Baseline clinicopathological characteristics of the study cohort

The baseline clinical and pathological characteristics of the total 262 patients are summarized in Table 1. The median age was 66 years, the interquartile range (IQR) was 62–71 years, the median preoperative PSA level was 7.51 ng/mL (IQR, 6.07–8.63 ng/mL), and 30 patients (11.5%) presented with SVI on RP specimens.

Table 1
Table 1 Patients’ characteristics, N=262
Full table

Univariate and multivariate analyses

Univariate and multivariate logistic analyses in patients with negative SVI on mpMRI are described in Table 2. In the univariate analysis, SVI (+) patients had a statistically significantly higher percentage of positive systematic biopsies [odds ratio (OR), 1.019; 95% confidence interval (CI), 1.002–1.036; P=0.028], a higher maximum cancer percentage per core (OR, 1.019; 95% CI, 1.003–1.035; P=0.018), higher GGGs (OR, 1.747; 95% CI, 1.284–2.378; P<0.001), higher CAPRA score (OR 1.461; 95% CI, 1.119–1.908; P=0.005), and a higher PI-RADS score (OR, 4.095; 95% CI, 1.688–9.938; P=0.002) compared with SVI (-) patients. No difference was observed in age, BMI, PSA, f/t PSA, PV, and PSAD between SVI (+) and SVI (-) patients.

Table 2
Table 2 Univariate and multivariate analyses of predictors associated with SVI
Full table

CAPRA score, calculated from five variables including the GS and the maximum cancer percentage per core, was insignificantly associated with SVI (P=0.179) in the multivariate analysis which containing three variables: CAPRA score, the percentage of positive systematic biopsies and PIRADS (Table S1).

In the multivariate analysis, which excluding CAPRA score, GGG and PI-RADS remained significantly associated with SVI, suggesting that these variables were independent risk predictors for the diagnosis of SVI.

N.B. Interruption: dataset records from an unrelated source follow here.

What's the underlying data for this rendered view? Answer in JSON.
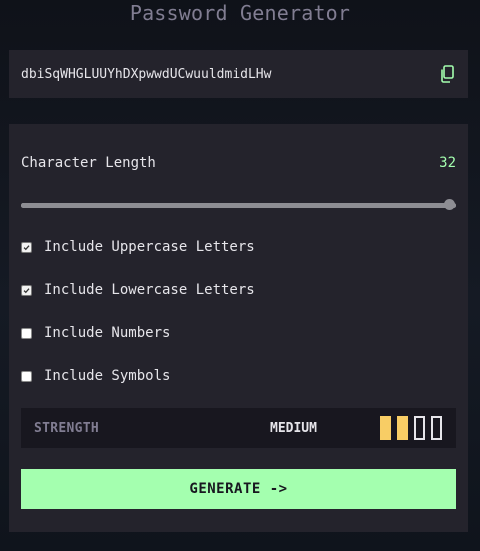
{
  "app": {
    "title": "Password Generator"
  },
  "password": {
    "value": "dbiSqWHGLUUYhDXpwwdUCwuuldmidLHw",
    "copy_icon": "copy-icon"
  },
  "length": {
    "label": "Character Length",
    "value": "32",
    "slider_fraction": 1.0
  },
  "options": [
    {
      "label": "Include Uppercase Letters",
      "checked": true
    },
    {
      "label": "Include Lowercase Letters",
      "checked": true
    },
    {
      "label": "Include Numbers",
      "checked": false
    },
    {
      "label": "Include Symbols",
      "checked": false
    }
  ],
  "strength": {
    "label": "STRENGTH",
    "value": "MEDIUM",
    "level": 2,
    "max_level": 4
  },
  "generate": {
    "label": "GENERATE ->"
  },
  "colors": {
    "accent": "#a4ffaf",
    "panel": "#24232c",
    "strength_fill": "#f8cd65",
    "muted": "#817d92"
  }
}
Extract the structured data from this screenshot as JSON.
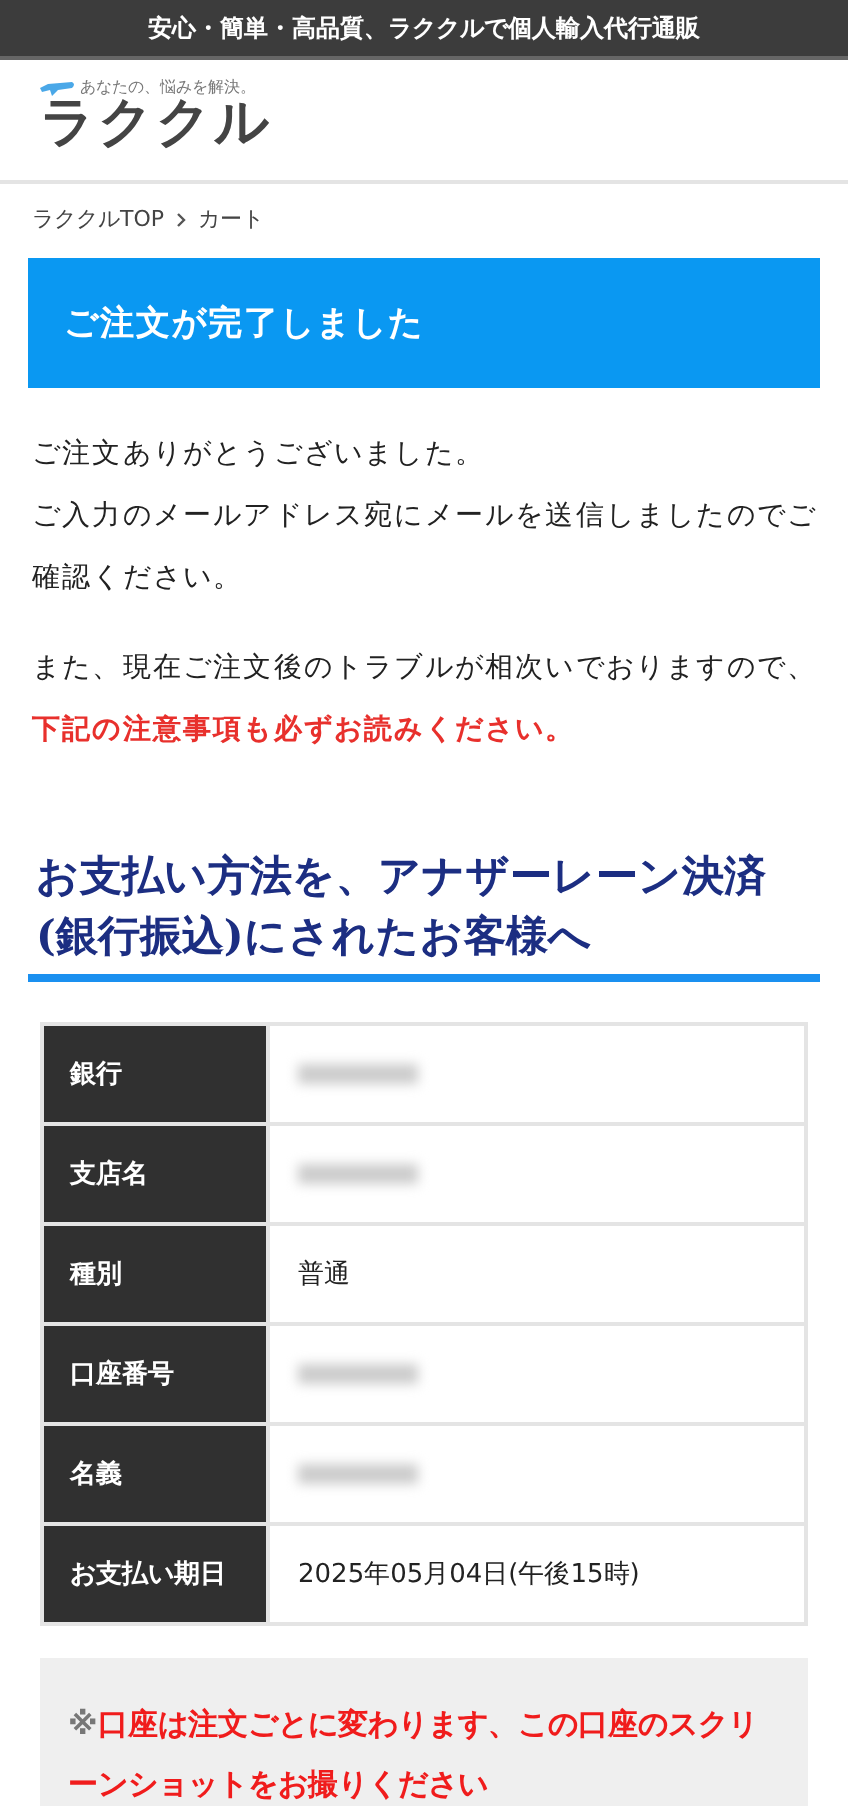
{
  "top_bar": {
    "text": "安心・簡単・高品質、ラククルで個人輸入代行通販"
  },
  "logo": {
    "tagline": "あなたの、悩みを解決。",
    "name": "ラククル"
  },
  "breadcrumb": [
    {
      "label": "ラククルTOP"
    },
    {
      "label": "カート"
    }
  ],
  "banner": {
    "title": "ご注文が完了しました"
  },
  "messages": [
    {
      "lines": [
        "ご注文ありがとうございました。",
        "ご入力のメールアドレス宛にメールを送信しましたのでご確認ください。"
      ]
    },
    {
      "lines": [
        "また、現在ご注文後のトラブルが相次いでおりますので、"
      ],
      "emphasis": "下記の注意事項も必ずお読みください。"
    }
  ],
  "section": {
    "title": "お支払い方法を、アナザーレーン決済(銀行振込)にされたお客様へ"
  },
  "bank_table": [
    {
      "label": "銀行",
      "kind": "redacted"
    },
    {
      "label": "支店名",
      "kind": "redacted"
    },
    {
      "label": "種別",
      "kind": "text",
      "value": "普通"
    },
    {
      "label": "口座番号",
      "kind": "redacted"
    },
    {
      "label": "名義",
      "kind": "redacted"
    },
    {
      "label": "お支払い期日",
      "kind": "text",
      "value": "2025年05月04日(午後15時)"
    }
  ],
  "notice": {
    "mark": "※",
    "text": "口座は注文ごとに変わります、この口座のスクリーンショットをお撮りください"
  }
}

With the application of the coefficients of the logistic function, a predictive model for postoperative SVI was constructed using selected risk factors, including GGG and PI-RADS scores, as follows:

logit (P) = ln [(P/(1-P)] = -4.661+0.428×GGG+1.212×PI-RADS.

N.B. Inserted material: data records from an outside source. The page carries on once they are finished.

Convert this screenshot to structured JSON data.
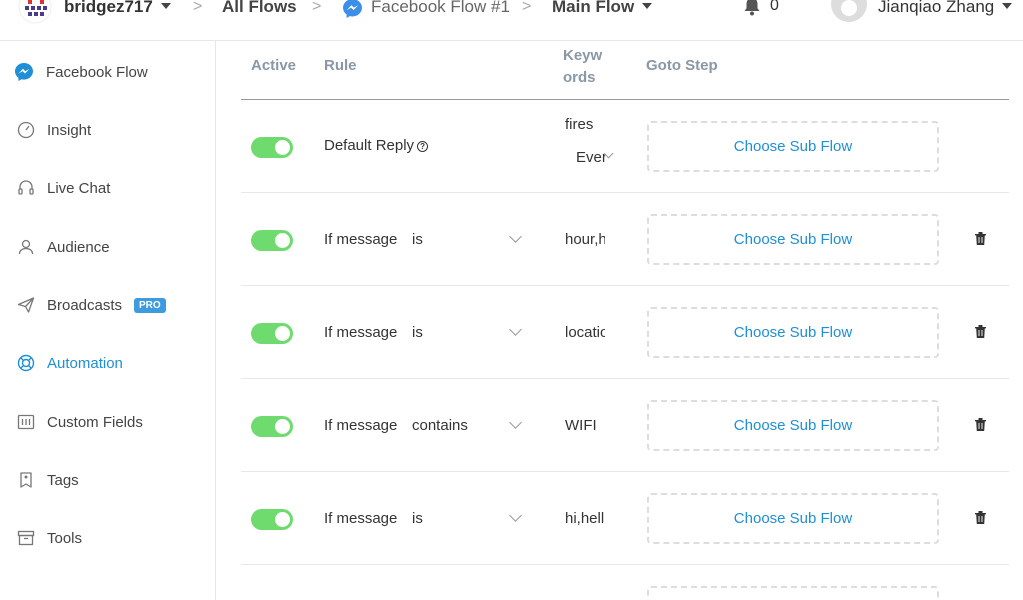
{
  "header": {
    "workspace": "bridgez717",
    "crumbs": [
      "All Flows",
      "Facebook Flow #1",
      "Main Flow"
    ],
    "notifications": "0",
    "user": "Jianqiao Zhang"
  },
  "sidebar": {
    "items": [
      {
        "label": "Facebook Flow",
        "icon": "messenger-icon"
      },
      {
        "label": "Insight",
        "icon": "insight-icon"
      },
      {
        "label": "Live Chat",
        "icon": "headset-icon"
      },
      {
        "label": "Audience",
        "icon": "user-icon"
      },
      {
        "label": "Broadcasts",
        "icon": "send-icon",
        "badge": "PRO"
      },
      {
        "label": "Automation",
        "icon": "lifebuoy-icon"
      },
      {
        "label": "Custom Fields",
        "icon": "fields-icon"
      },
      {
        "label": "Tags",
        "icon": "tag-icon"
      },
      {
        "label": "Tools",
        "icon": "archive-icon"
      }
    ],
    "active_index": 5
  },
  "table": {
    "headers": {
      "active": "Active",
      "rule": "Rule",
      "keywords": "Keywords",
      "goto": "Goto Step"
    },
    "rows": [
      {
        "rule": "Default Reply",
        "operator": "",
        "keyword": "fires",
        "keyword2": "Ever",
        "action": "Choose Sub Flow",
        "active": true
      },
      {
        "rule": "If message",
        "operator": "is",
        "keyword": "hour,h",
        "action": "Choose Sub Flow",
        "active": true
      },
      {
        "rule": "If message",
        "operator": "is",
        "keyword": "locatio",
        "action": "Choose Sub Flow",
        "active": true
      },
      {
        "rule": "If message",
        "operator": "contains",
        "keyword": "WIFI",
        "action": "Choose Sub Flow",
        "active": true
      },
      {
        "rule": "If message",
        "operator": "is",
        "keyword": "hi,hell",
        "action": "Choose Sub Flow",
        "active": true
      }
    ]
  },
  "colors": {
    "accent": "#1f8fd6",
    "toggle_on": "#6fdb6f",
    "pro_badge": "#3d9be0"
  }
}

ROC analysis was performed to assess the accuracy of this model, as shown in Figure 1. The predictive model applied for SVI yielded an AUC of 0.746, with a 95% CI of 0.662–0.831 (P<0.001). At the optimal cutoff predictive value of 0.100, it showed a sensitivity of 83.3% (95% CI, 64.5–93.7%), a specificity of 58.6% (95% CI, 52.0–65.0%), positive predictive value of 20.7% (95% CI, 14.1–29.2%), and a negative predictive value of 96.5% (95% CI, 91.5–98.7%).

Figure 1 Receiver operating characteristic curves (ROC) for SVI for PI-RADS score, GGG and predictive model. AUC, the area under the curve; GGG, Gleason grade group; PI-RADS, Prostate Imaging Reporting and Data System; ROC, receiver operating characteristic curves.

Discussion

In our cohort, SVI was reported on the RP specimens in 30 patients (11.5%). Using the selected risk factors, containing biopsy GGG and the PI-RADS v2 score, a predictive model for postoperative SVI was constructed, which revealed a high negative predictive value of 96.5% (95% CI, 91.5–98.7%) at the optimal cutoff predictive value.

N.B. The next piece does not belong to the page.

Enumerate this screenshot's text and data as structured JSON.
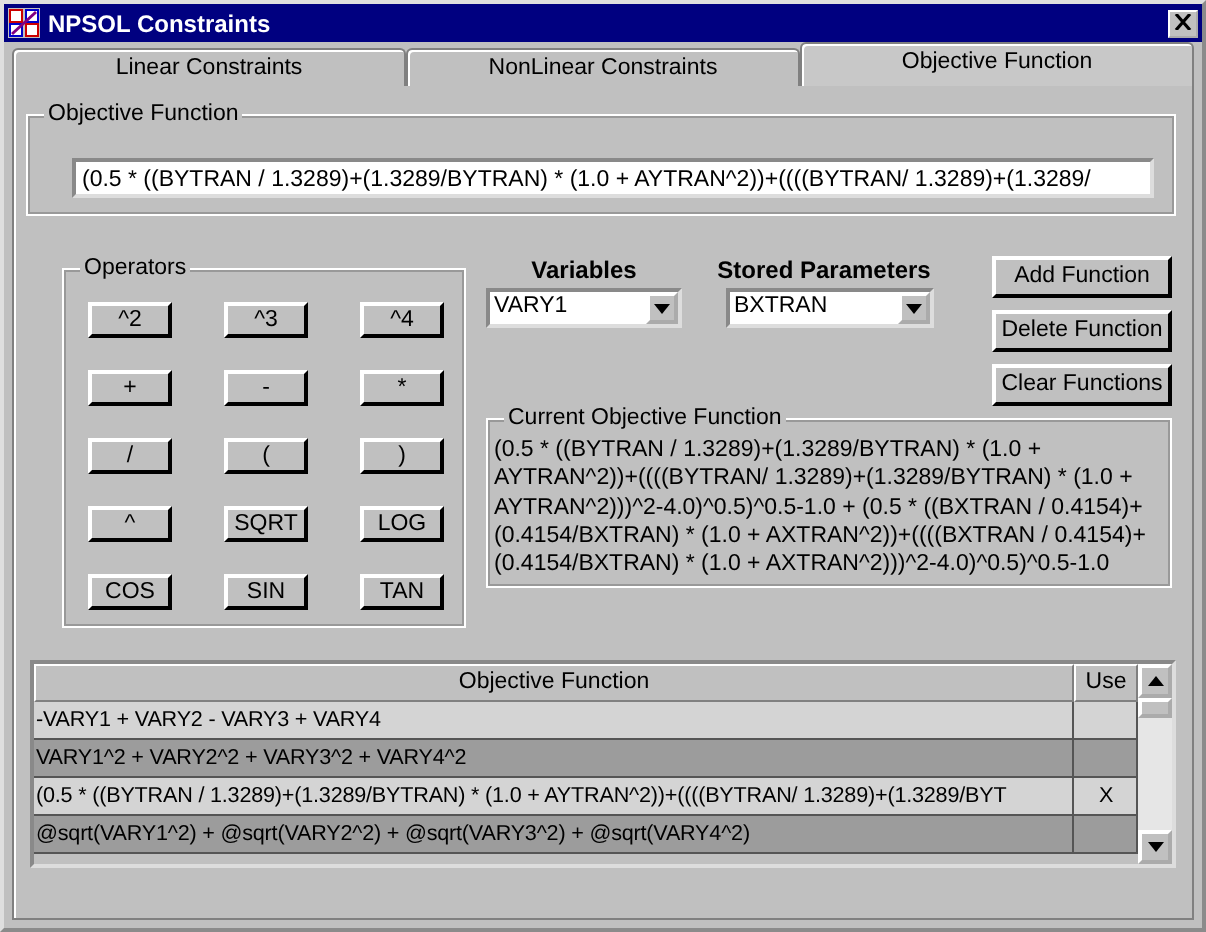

SVI is defined as pathologically invasion of the muscular wall of the extraprostatic seminal vesicle. The incidence of SVI seemed to be heterogeneous, ranging from 3% to 17.6% in recent studies (1-5). In our cohort, the rate of SVI was 11.5%, which is consistent with the rate reported in recent literature which the median PSA level of the patients (5.9–7.8 ng/mL) is similar with ours (7.51 ng/mL) (3-5).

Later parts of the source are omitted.